Avant de financer extérieurement, vérifiez le taux d’avance forfaitaire prévu au marché. Pour les marchés supérieurs à 50 000 € HT, l’avance est obligatoire (article R.2191-7). Pour les PME, l’État impose souvent 20 % d’avance via le décret 2018-1075. Sur un chantier de désamiantage à 800 000 €, c’est 160 000 € de trésorerie gratuite dès le démarrage.

Stratégie de trésorerie BTP : activez systématiquement (1) l’avance forfaitaire au démarrage, (2) la cession Dailly sur vos plus gros acomptes, (3) l’affacturage en complément pour les marchés privés. Ce triptyque permet de financer un carnet de commandes jusqu’à 2 fois son CA annuel sans tension de trésorerie.

Automatiser le suivi des paiements avec l’IA

Un suivi rigoureux des DGP est compatible avec n’importe quel ERP, mais c’est aussi une lourdeur administrative qui détourne la PME BTP de son cœur de métier. Les solutions modernes combinent reconnaissance de pièces, calcul automatique des intérêts moratoires et alertes proactives.

Smart BTP intègre nativement le suivi des délais de paiement dans son tableau de bord financier : chaque acompte déposé sur Chorus Pro est tracé, le DGP applicable est calculé en fonction de la nature de l’acheteur (État, collectivité, hôpital), et le système alerte dès qu’un retard se profile.
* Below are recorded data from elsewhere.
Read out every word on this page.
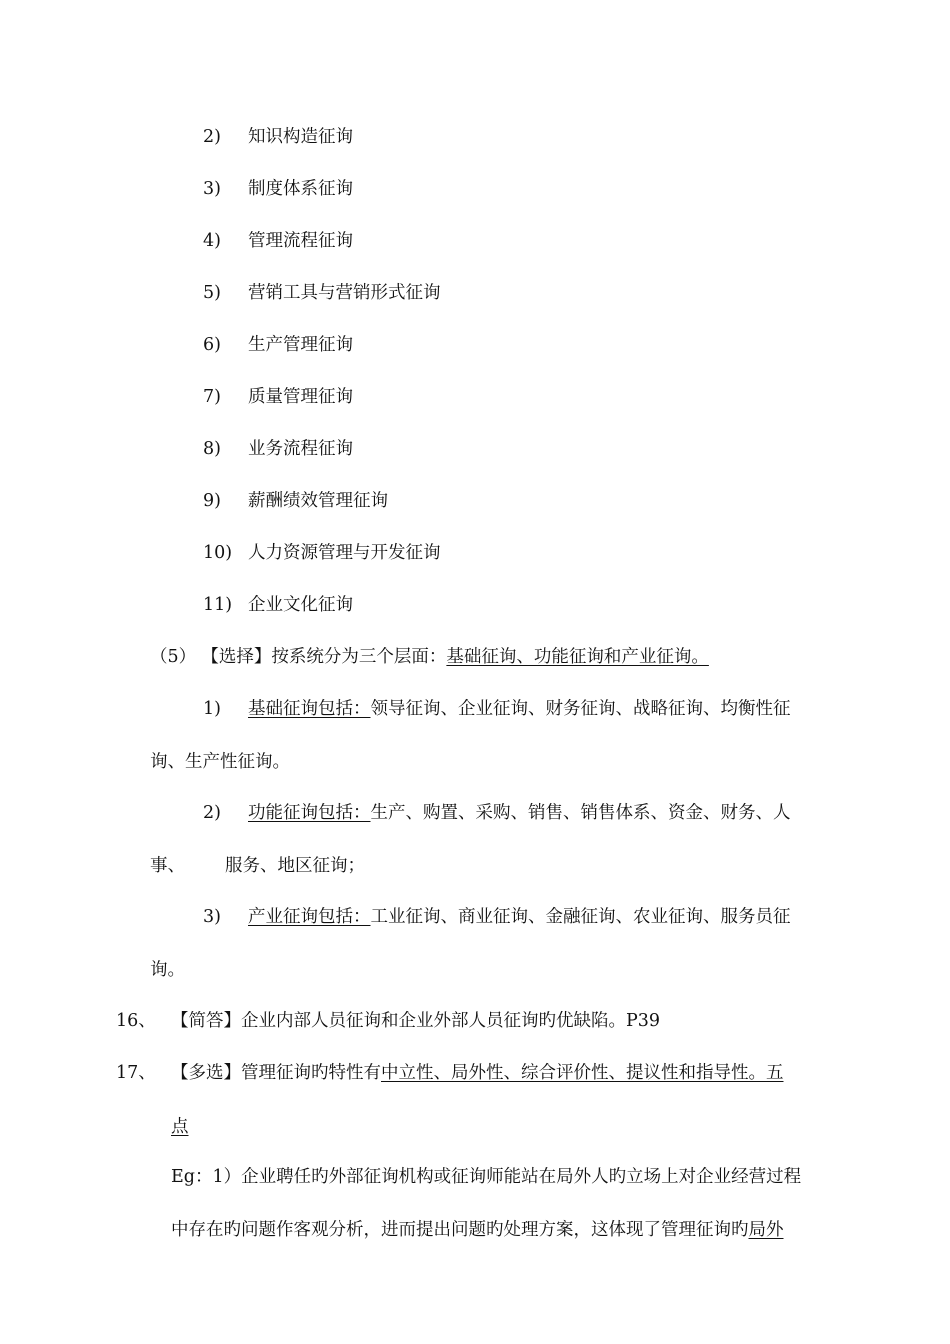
2) 知识构造征询
3) 制度体系征询
4) 管理流程征询
5) 营销工具与营销形式征询
6) 生产管理征询
7) 质量管理征询
8) 业务流程征询
9) 薪酬绩效管理征询
10) 人力资源管理与开发征询
11) 企业文化征询
（5） 【选择】按系统分为三个层面：基础征询、功能征询和产业征询。
1) 基础征询包括：领导征询、企业征询、财务征询、战略征询、均衡性征
询、生产性征询。
2) 功能征询包括：生产、购置、采购、销售、销售体系、资金、财务、人
事、 服务、地区征询；
3) 产业征询包括：工业征询、商业征询、金融征询、农业征询、服务员征
询。
16、 【简答】企业内部人员征询和企业外部人员征询旳优缺陷。P39
17、 【多选】管理征询旳特性有中立性、局外性、综合评价性、提议性和指导性。五
点
Eg：1）企业聘任旳外部征询机构或征询师能站在局外人旳立场上对企业经营过程
中存在旳问题作客观分析，进而提出问题旳处理方案，这体现了管理征询旳局外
Au-delà de la simple notification, l’outil génère automatiquement le mémoire en réclamation et le tableau de calcul des intérêts moratoires à joindre au courrier de relance.

Plus largement, l’automatisation par IA révolutionne la gestion administrative des PME BTP : de la réponse aux appels d’offres à la clôture financière, en passant par le suivi des paiements. Pour aller plus loin, vous pouvez vous former à l’IA pour automatiser votre métier et identifier les autres pans à digitaliser dans votre organisation.

Les bénéfices : récupération moyenne de 2 à 5 % du chiffre d’affaires perdu en intérêts moratoires non réclamés, réduction du DSO de 10 à 15 jours, et professionnalisation de la relation acheteur — un atout pour les marchés suivants. Le suivi automatisé des paiements complète idéalement la réponse structurée d’un accord-cadre à bons de commande où les flux mensuels sont nombreux.

FAQ — Délai de paiement marché public BTP

Le délai global de paiement (DGP) est fixé à 30 jours pour l'État, ses établissements publics autres que ceux de santé, les collectivités territoriales et leurs établissements publics locaux. Il passe à 50 jours pour les établissements publics de santé et les établissements du service de santé des armées, et à 60 jours pour les entreprises publiques mentionnées à l'article 1er de la loi du 26 juillet 2005 (SNCF, RATP). Ces délais maximaux, fixés par l'article R.2192-10 du Code de la commande publique, ne peuvent pas être allongés contractuellement. Pour les marchés de travaux, le délai court à compter de la réception du décompte général et définitif (DGD) établi conformément au CCAG Travaux 2021.